Hoy me levanté con un tinte de indignación, con una escala profunda en los cimientos recién removidos de no sé qué con mi existir. Tomé mi sesión de análisis, atendí a mis pacientes y tuve que salir a hacer una gestiones fuera de la consulta.
Iba pisando el asfalto, agarrada con pie firme a la cornisa del mundo, conquistando aquellos cuadraditos de acera cuando cruzaba, bien sujeta, aún con el rostro afilado por ese toque de indignación. “Lo que hagas tienes que hacerte cargo de las consecuencias, es hora de poner un límite, de responsabilizarte”. ¡Pero qué estúpida que me sentí por tantas barricadas y excusas, por ir como un pavo directa al desfiladero! Y apareció.
Allá a lo lejos un hombre yacía en el suelo. Deportivas nuevas, la mochila mal colocada en un banco, casi al borde del suicidio textil y material, desvencijada de un cuerpo que permanecía quieto, formando parte del paisaje de asfalto.
A cada avance, mi ceño se fruncía, atrapando el aire entre mis sienes. Me sorprendió ver a aquellas gentes de escaparate, corriendo de un sitio para otro, otras quietas en la parada del autobús, con un profundo mirar de pichón, como diría Altazor. Algunos hicieron fotos, otros dieron un salto enorme de realidad para entrar justo a la puerta del hotel, Nada. Nadie hacía nada. ¡No lo veían! O simplemente formaba parte del paisaje, o les haría tener más seguidores en instagram.
Me sonreí irónicamente, qué delirio sería ver sólo yo a una persona moribunda. Me acerqué. Oiga, ¿está usted bien? Mientras, miraba a mi alrededor ¿es que ustedes no le ven? Pasaban de largo. Nadie se detenía en esa parada, nadie compraba el billete a la humanidad, al interés por el otro. Mi indignación crecía, un velo me subía por encima del vestido a rayas y me treparon los insultos, como a Portogalo. Llamé a la policía pero no sabía si era para que pudieran atender a aquella persona y derivarla al servicio más adecuado, o para atender a esa ausencia de mirones, a esas caras de asfalto y vacaciones, a ese rugir en silencio de taxi a ninguna parte.

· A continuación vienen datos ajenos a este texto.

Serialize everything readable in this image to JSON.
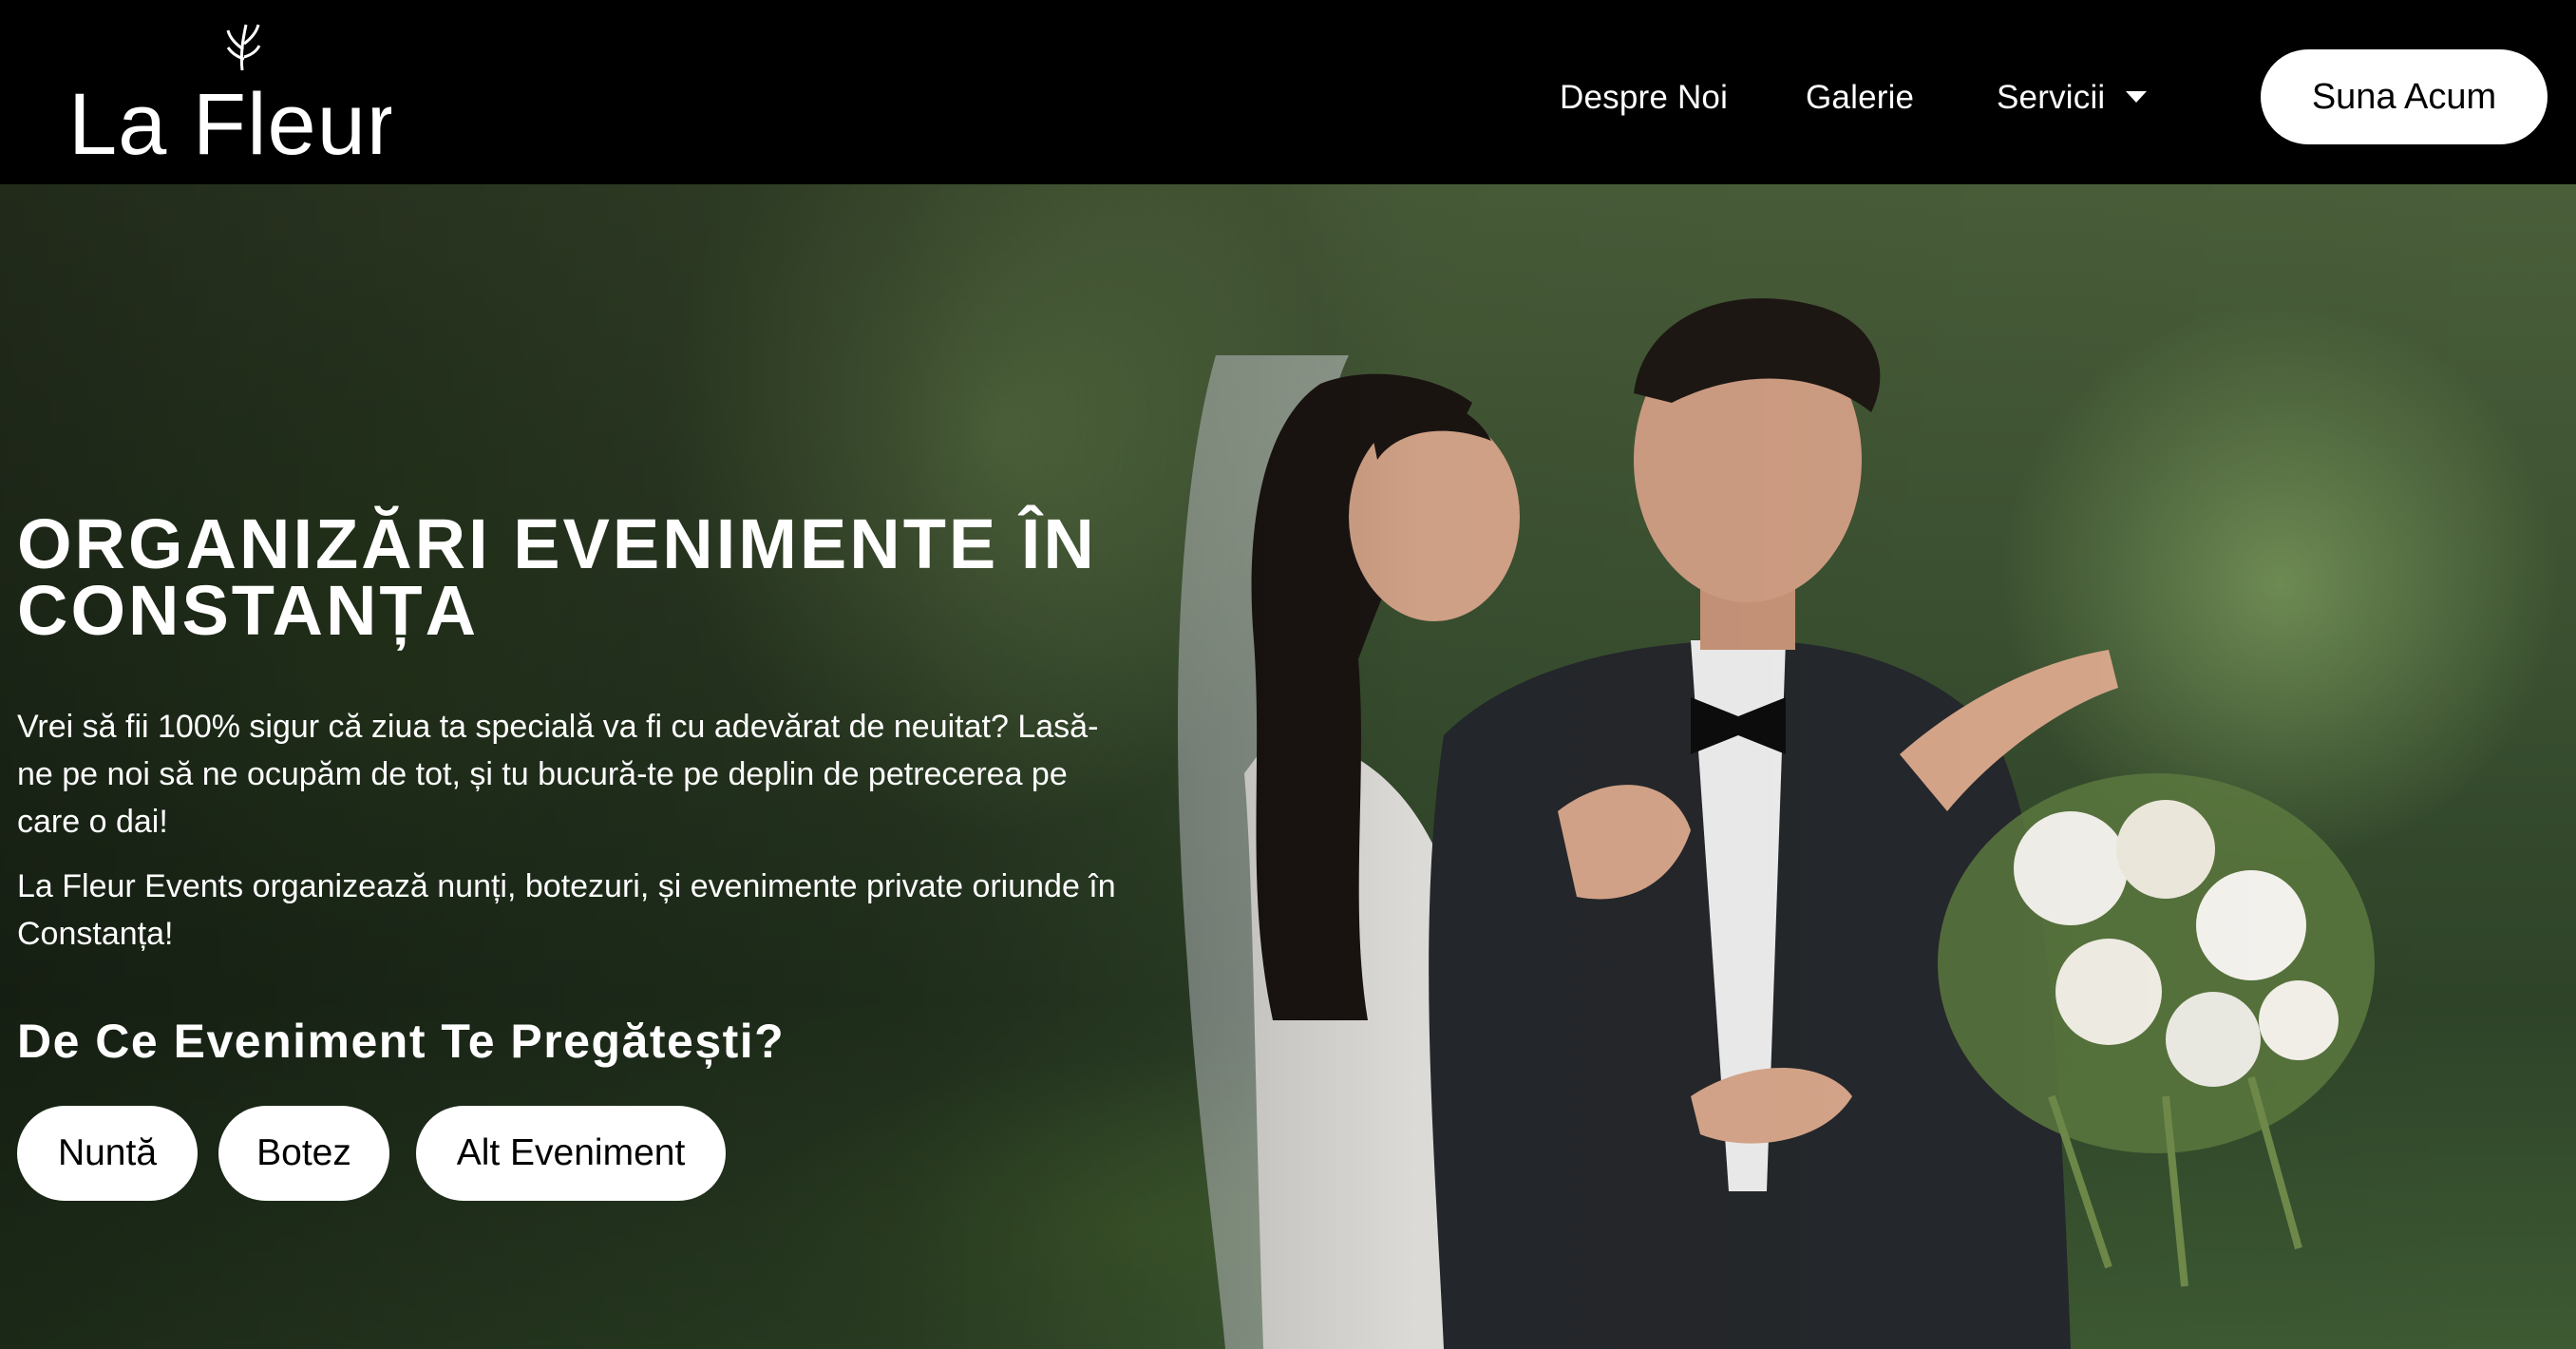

En Málaga hay una zona que es el barrio de San Rafael que se le llamaba coloquialmente “el batatá” . Había sido un lugar donde se habían sembrado batatas, un batatar, en el siglo XIX, y después convertido en cementerio hasta el año 1987. El batatar, fue modificado, en su jerga popular, comiéndose la “r” y quedándose como el “batatá”. En este cementerio se enterraban a las personas menos pudientes. Allí fueron fusiladas miles de víctimas de la Guerra civil, y arrojadas, como batatas, a una fosa común. Ironías de la vida.
En el taller de poesía una compañera nos contó, a raíz de lectura de un relato cómo Gaudí falleció a los 73 años, victima de un trágico accidente, atropellado por un tranvía. Por su aspecto descuidado lo confundieron con un mendigo y no acudieron en su auxilio. El hombre estuvo allí, como un saco, en plena calle, hasta que a los tres días del atropello murió. No sabía si ese hombre que yacía era un Gaudí, o Pepe Pérez, o Peter o Ralph, pero era de carne y hueso, con alma.
Sigo indignada. Hoy he comido batata pero procuro no ser un ser de asfalto. Bajo esas circunstancias, prefiero des-ser.